As of late I feel even better about recommending independent and online retailers as it seems there is no limit to the bad behavior of the big box stores. I recently came across the most shamelessly deceptive and inherently dishonest sales display I have ever seen, and some follow-up showed me it wasn’t limited to a single store in the chain. There were two identical HDTVs, one with a Blu-ray player, the other with a DVD player. There were signs under each, one saying “This is your new TV with a Blu-ray player,” the other saying “This is your new TV with a progressive-scan DVD player.” Both were playing the same movie and were synchronized.

The Blu-ray image looked spectacular, with tremendous detail, very high sharpness and perfect, natural yet beautiful color. The DVD image looked completely mangled, so outrageously bad I knew something was up. I looked on the back of the DVD player and it was connected with a composite cable, not the proper component cables. That means the “progressive scan” DVD player wasn’t working as progressive scan and was feeding the TV the poorest possible signal, completely hamstringing it. The TV’s display settings also were wrong, stretching and distorting the picture.

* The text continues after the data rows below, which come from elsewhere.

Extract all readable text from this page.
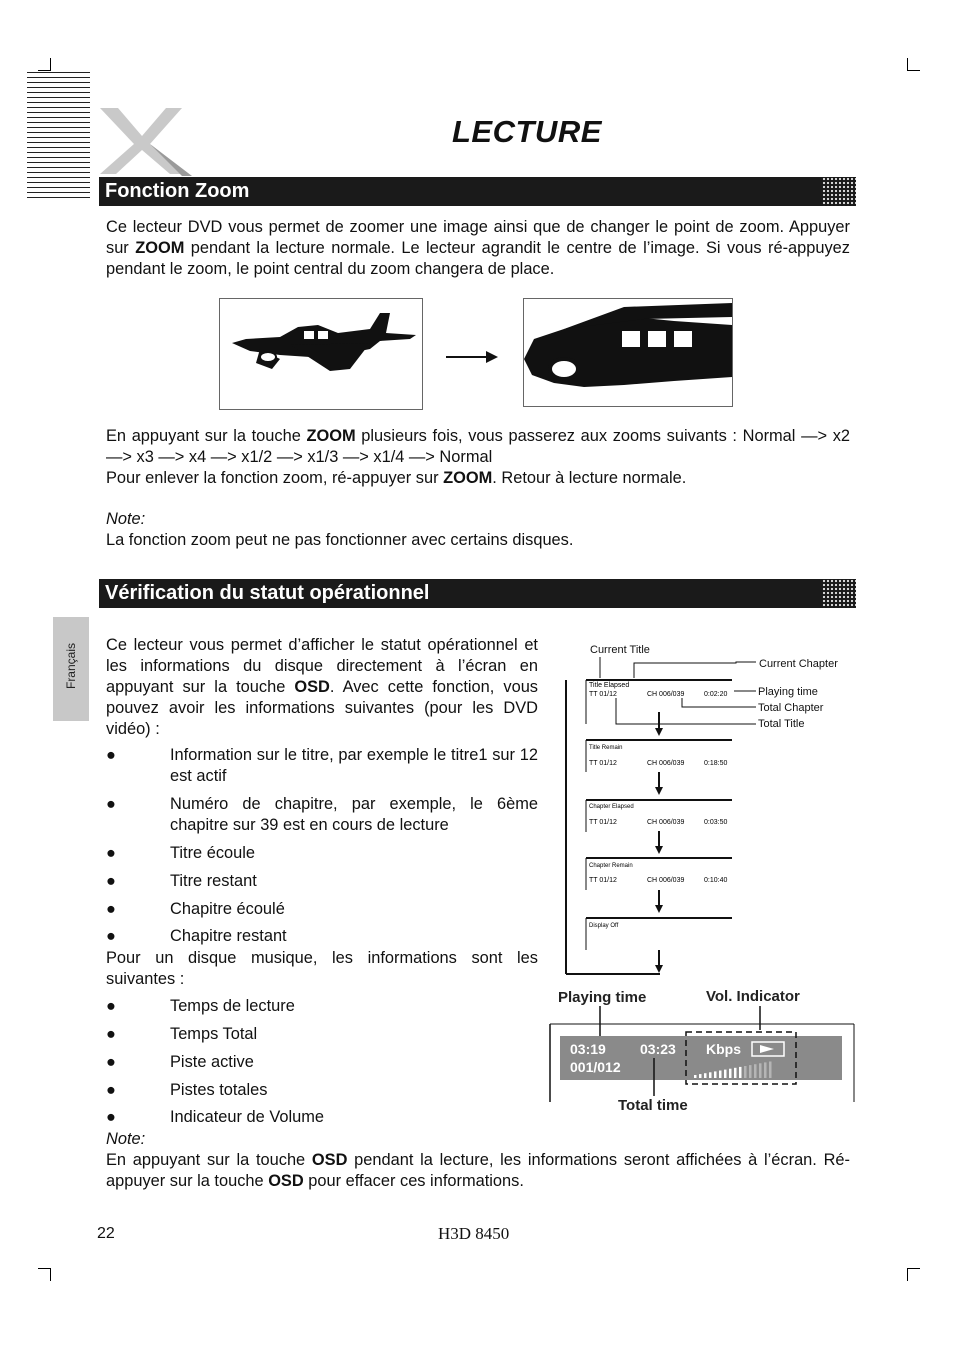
LECTURE
Fonction Zoom
Ce lecteur DVD vous permet de zoomer une image ainsi que de changer le point de zoom. Appuyer sur ZOOM pendant la lecture normale. Le lecteur agrandit le centre de l’image. Si vous ré-appuyez pendant le zoom, le point central du zoom changera de place.
En appuyant sur la touche ZOOM plusieurs fois, vous passerez aux zooms suivants : Normal —> x2 —> x3 —> x4 —> x1/2 —> x1/3 —> x1/4 —> Normal
Pour enlever la fonction zoom, ré-appuyer sur ZOOM. Retour à lecture normale.
Note:
La fonction zoom peut ne pas fonctionner avec certains disques.
Vérification du statut opérationnel
Français Ce lecteur vous permet d’afficher le statut opérationnel et les informations du disque directement à l’écran en appuyant sur la touche OSD. Avec cette fonction, vous pouvez avoir les informations suivantes (pour les DVD vidéo) :
●	Information sur le titre, par exemple le titre1 sur 12 est actif
●	Numéro de chapitre, par exemple, le 6ème chapitre sur 39 est en cours de lecture
●	Titre écoule
●	Titre restant
●	Chapitre écoulé
●	Chapitre restant
Pour un disque musique, les informations sont les suivantes :
●	Temps de lecture
●	Temps Total
●	Piste active
●	Pistes totales
●	Indicateur de Volume
Note:
En appuyant sur la touche OSD pendant la lecture, les informations seront affichées à l’écran. Ré-appuyer sur la touche OSD pour effacer ces informations.
Current Title
Current Chapter
Playing time
Total Chapter
Total Title
Title Elapsed
TT 01/12	CH 006/039	0:02:20
Title Remain
TT 01/12	CH 006/039	0:18:50
Chapter Elapsed
TT 01/12	CH 006/039	0:03:50
Chapter Remain
TT 01/12	CH 006/039	0:10:40
Display Off
Playing time	Vol. Indicator
03:19 03:23
001/012
Kbps
Total time
22	H3D 8450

To give you a simple analogy, imagine going for a test drive in two different cars — a $60,000 car with a V-8 engine and a $15,000 car with a four-cylinder engine. To make sure you don’t like the inexpensive car, the salesman unplugs one of the spark plugs before you drive it. The DVD player’s picture would have been watchable if they had used the proper connections and picture settings. Certainly not Blu-ray quality, but it would not have looked as if the screen were smeared with a film of Vaseline.

Like the analogy above, the hamstringing is unnecessary when the product is better on its own. The video quality from Blu-ray is noticeably superior to even up-converted DVD, and the sound quality is equally superior. Blu-ray menus operate much better than DVD menus and many discs (especially Disney) have interactive features and games. It’s the best way to watch movies at home but selling it this way is just wrong.

What was being shown here was an unlivable DVD picture. I asked for a manager, and he admitted they were using the lowest quality connection, not allowing the DVD player to operate in progressive scan mode. I called him out for misleading customers and asked him for justification of such a deceptive, misleading sales display. His reply was, “A lot of our customers hook up their DVD players this way.”

Not that I believe his statements anyway (I don’t), but the biggest problem with this reasoning is if someone hooks up a Blu-ray player using the same composite video connection, he or she will get the same 480i signal and it will look just as bad as the DVD player. If people are hooking up progressive scan and up-converting DVD players with composite cables then his employees aren’t doing their jobs, first, by not providing good advice, and second, by not trying to sell customers expensive cables (and we know how they love to do that!).